Dank der vorhandenen Produktionskapazität kann der AVA in Zukunft auch externe Abnehmer berücksichtigen. Als zusätzlicher Wärmebedarf wird der anfangs 2020 durch das Stimmvolk genehmigte Bau der «Wärmeversorgung Buriet» gelten, ein Fernwärmeversorgungsprojekt, das nun umgesetzt wird. Die Energie aus gereinigtem Abwasser, mit einer Vorlauftemperatur von 70 °C, kann hier sinnvoll verwendet werden. Das in den Rhein abfliessende Abwasser des AVA gelangt über das Mündungsgebiet des Alten Rheins in den Bodensee. Beide gelten als mit 1. Priorität zu schützende Gewässer. Der Bodensee dient gleichzeitig als Trinkwasserspeicher, Badegewässer und Naherholungsgebiet, was einen hohen Qualitätsstandard des Abwassers bedingt.

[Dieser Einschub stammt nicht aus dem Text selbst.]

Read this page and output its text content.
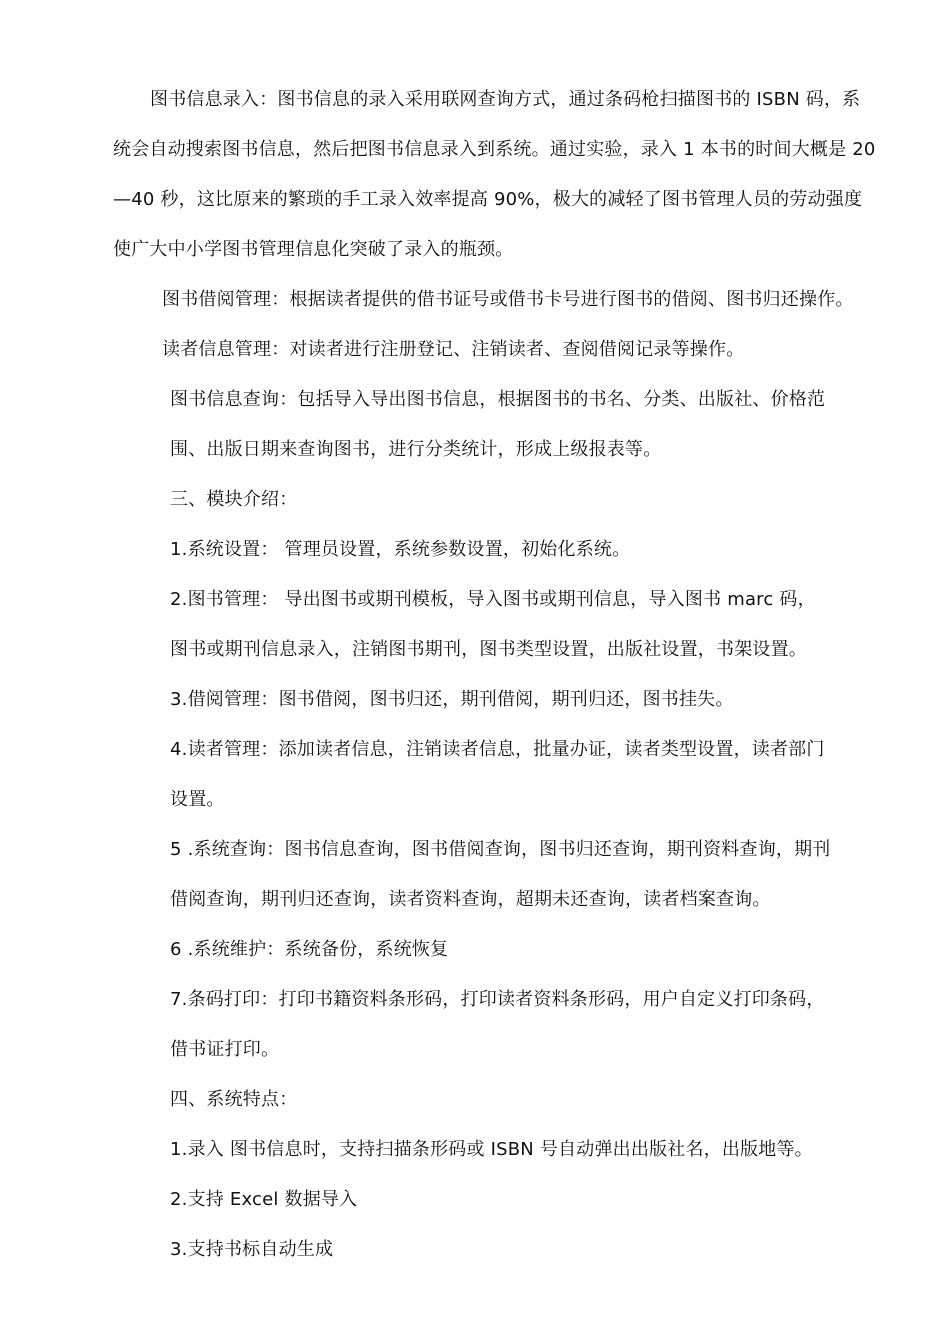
图书信息录入：图书信息的录入采用联网查询方式，通过条码枪扫描图书的 ISBN 码，系

统会自动搜索图书信息，然后把图书信息录入到系统。通过实验，录入 1 本书的时间大概是 20

—40 秒，这比原来的繁琐的手工录入效率提高 90%，极大的减轻了图书管理人员的劳动强度

使广大中小学图书管理信息化突破了录入的瓶颈。

图书借阅管理：根据读者提供的借书证号或借书卡号进行图书的借阅、图书归还操作。

读者信息管理：对读者进行注册登记、注销读者、查阅借阅记录等操作。

图书信息查询：包括导入导出图书信息，根据图书的书名、分类、出版社、价格范

围、出版日期来查询图书，进行分类统计，形成上级报表等。

三、模块介绍：

1.系统设置： 管理员设置，系统参数设置，初始化系统。

2.图书管理： 导出图书或期刊模板，导入图书或期刊信息，导入图书 marc 码，

图书或期刊信息录入，注销图书期刊，图书类型设置，出版社设置，书架设置。

3.借阅管理：图书借阅，图书归还，期刊借阅，期刊归还，图书挂失。

4.读者管理：添加读者信息，注销读者信息，批量办证，读者类型设置，读者部门

设置。

5 .系统查询：图书信息查询，图书借阅查询，图书归还查询，期刊资料查询，期刊

借阅查询，期刊归还查询，读者资料查询，超期未还查询，读者档案查询。

6 .系统维护：系统备份，系统恢复

7.条码打印：打印书籍资料条形码，打印读者资料条形码，用户自定义打印条码，

借书证打印。

四、系统特点：

1.录入 图书信息时，支持扫描条形码或 ISBN 号自动弹出出版社名，出版地等。

2.支持 Excel 数据导入

3.支持书标自动生成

Mit vierter Reinigungsstufe zu verbesserter Abwasserqualität
Christoph Egli bestätigt: «Wir engagieren uns für einen effizienten Energieeinsatz und sind daran, die Eigenproduktion kontinuierlich zu erhöhen. Gleichzeitig arbeiten wir beim AVA an der ‚Kläranlage der Zukunft’. Ausdruck davon sind verschiedene innovative Massnahmen, wie z.B. die Reduktion von Methan- und Lachgasemissionen zum Klimaschutz oder die Produktion von Stickstoff- und Phosphordünger zur Schliessung der Stoffkreisläufe. Zudem wird die 4. Reinigungsstufe mit einer im europäischen Raum bislang einzigartigen Verfahrenskombination aus Ozonreaktor und Filterzellen mit granulierter Aktivkohle betrieben.»
Anfangs 2020 wurde der Bau der «Wärmeversorgung Buriet» genehmigt. Das Fernwärmeversorgungsprojekt nutzt die Energie aus gereinigtem Abwasser.